The largest collection of breached data in history has been discovered, comprising more than 770m email addresses and passwords posted to a popular hacking forum in mid-December.

The 87GB data dump was discovered by the security researcher Troy Hunt, who runs the Have I Been Pwned breach-notification service. Hunt, who called the upload Collection #1, said it was probably “made up of many different individual data breaches from literally thousands of different sources”, rather than representing a single hack of a very large service.

But the work to piece together previous breaches has resulted in a huge collection. “In total, there are 1,160,253,228 unique combinations of email addresses and passwords,” Hunt wrote, and “21,222,975 unique passwords”.
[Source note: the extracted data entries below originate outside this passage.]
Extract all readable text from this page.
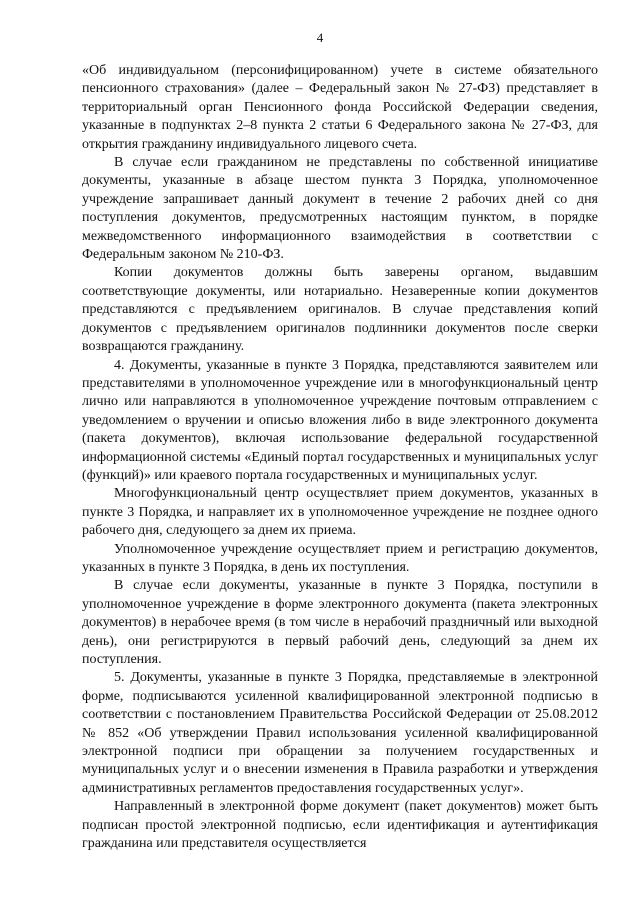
4

«Об индивидуальном (персонифицированном) учете в системе обязательного пенсионного страхования» (далее – Федеральный закон № 27-ФЗ) представляет в территориальный орган Пенсионного фонда Российской Федерации сведения, указанные в подпунктах 2–8 пункта 2 статьи 6 Федерального закона № 27-ФЗ, для открытия гражданину индивидуального лицевого счета.

В случае если гражданином не представлены по собственной инициативе документы, указанные в абзаце шестом пункта 3 Порядка, уполномоченное учреждение запрашивает данный документ в течение 2 рабочих дней со дня поступления документов, предусмотренных настоящим пунктом, в порядке межведомственного информационного взаимодействия в соответствии с Федеральным законом № 210-ФЗ.

Копии документов должны быть заверены органом, выдавшим соответствующие документы, или нотариально. Незаверенные копии документов представляются с предъявлением оригиналов. В случае представления копий документов с предъявлением оригиналов подлинники документов после сверки возвращаются гражданину.

4. Документы, указанные в пункте 3 Порядка, представляются заявителем или представителями в уполномоченное учреждение или в многофункциональный центр лично или направляются в уполномоченное учреждение почтовым отправлением с уведомлением о вручении и описью вложения либо в виде электронного документа (пакета документов), включая использование федеральной государственной информационной системы «Единый портал государственных и муниципальных услуг (функций)» или краевого портала государственных и муниципальных услуг.

Многофункциональный центр осуществляет прием документов, указанных в пункте 3 Порядка, и направляет их в уполномоченное учреждение не позднее одного рабочего дня, следующего за днем их приема.

Уполномоченное учреждение осуществляет прием и регистрацию документов, указанных в пункте 3 Порядка, в день их поступления.

В случае если документы, указанные в пункте 3 Порядка, поступили в уполномоченное учреждение в форме электронного документа (пакета электронных документов) в нерабочее время (в том числе в нерабочий праздничный или выходной день), они регистрируются в первый рабочий день, следующий за днем их поступления.

5. Документы, указанные в пункте 3 Порядка, представляемые в электронной форме, подписываются усиленной квалифицированной электронной подписью в соответствии с постановлением Правительства Российской Федерации от 25.08.2012 № 852 «Об утверждении Правил использования усиленной квалифицированной электронной подписи при обращении за получением государственных и муниципальных услуг и о внесении изменения в Правила разработки и утверждения административных регламентов предоставления государственных услуг».

Направленный в электронной форме документ (пакет документов) может быть подписан простой электронной подписью, если идентификация и аутентификация гражданина или представителя осуществляется
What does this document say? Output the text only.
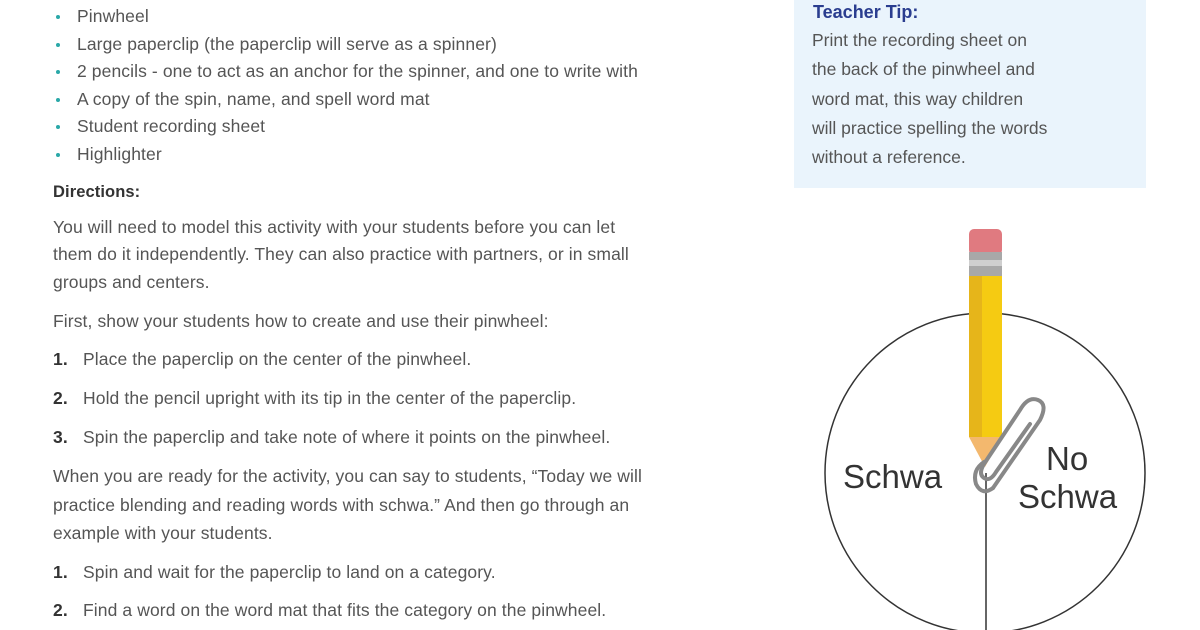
Pinwheel
Large paperclip (the paperclip will serve as a spinner)
2 pencils - one to act as an anchor for the spinner, and one to write with
A copy of the spin, name, and spell word mat
Student recording sheet
Highlighter
Directions:
You will need to model this activity with your students before you can let
them do it independently. They can also practice with partners, or in small
groups and centers.
First, show your students how to create and use their pinwheel:
1. Place the paperclip on the center of the pinwheel.
2. Hold the pencil upright with its tip in the center of the paperclip.
3. Spin the paperclip and take note of where it points on the pinwheel.
When you are ready for the activity, you can say to students, “Today we will
practice blending and reading words with schwa.” And then go through an
example with your students.
1. Spin and wait for the paperclip to land on a category.
2. Find a word on the word mat that fits the category on the pinwheel.
Teacher Tip:
Print the recording sheet on
the back of the pinwheel and
word mat, this way children
will practice spelling the words
without a reference.
Schwa	No
Schwa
While most of the email addresses have appeared in previous breaches shared among hackers, such as the 360m MySpace accounts hacked in 2008or the 164m LinkedIn accounts hacked in 2016, the researcher said “there’s somewhere in the order of 140m email addresses in this breach that HIBP has never seen before”. Those email addresses could come from one large unreported data breach, many smaller ones, or a combination of both.

Security experts said the discovery of Collection #1 underscored the need for consumers to use password managers, such as 1Password or LastPass, to store a random, unique password for every service they use. “It is quite a feat not to have had an email address or other personal information breached over the past decade,” said Jake Moore, a cybersecurity expert at ESET UK.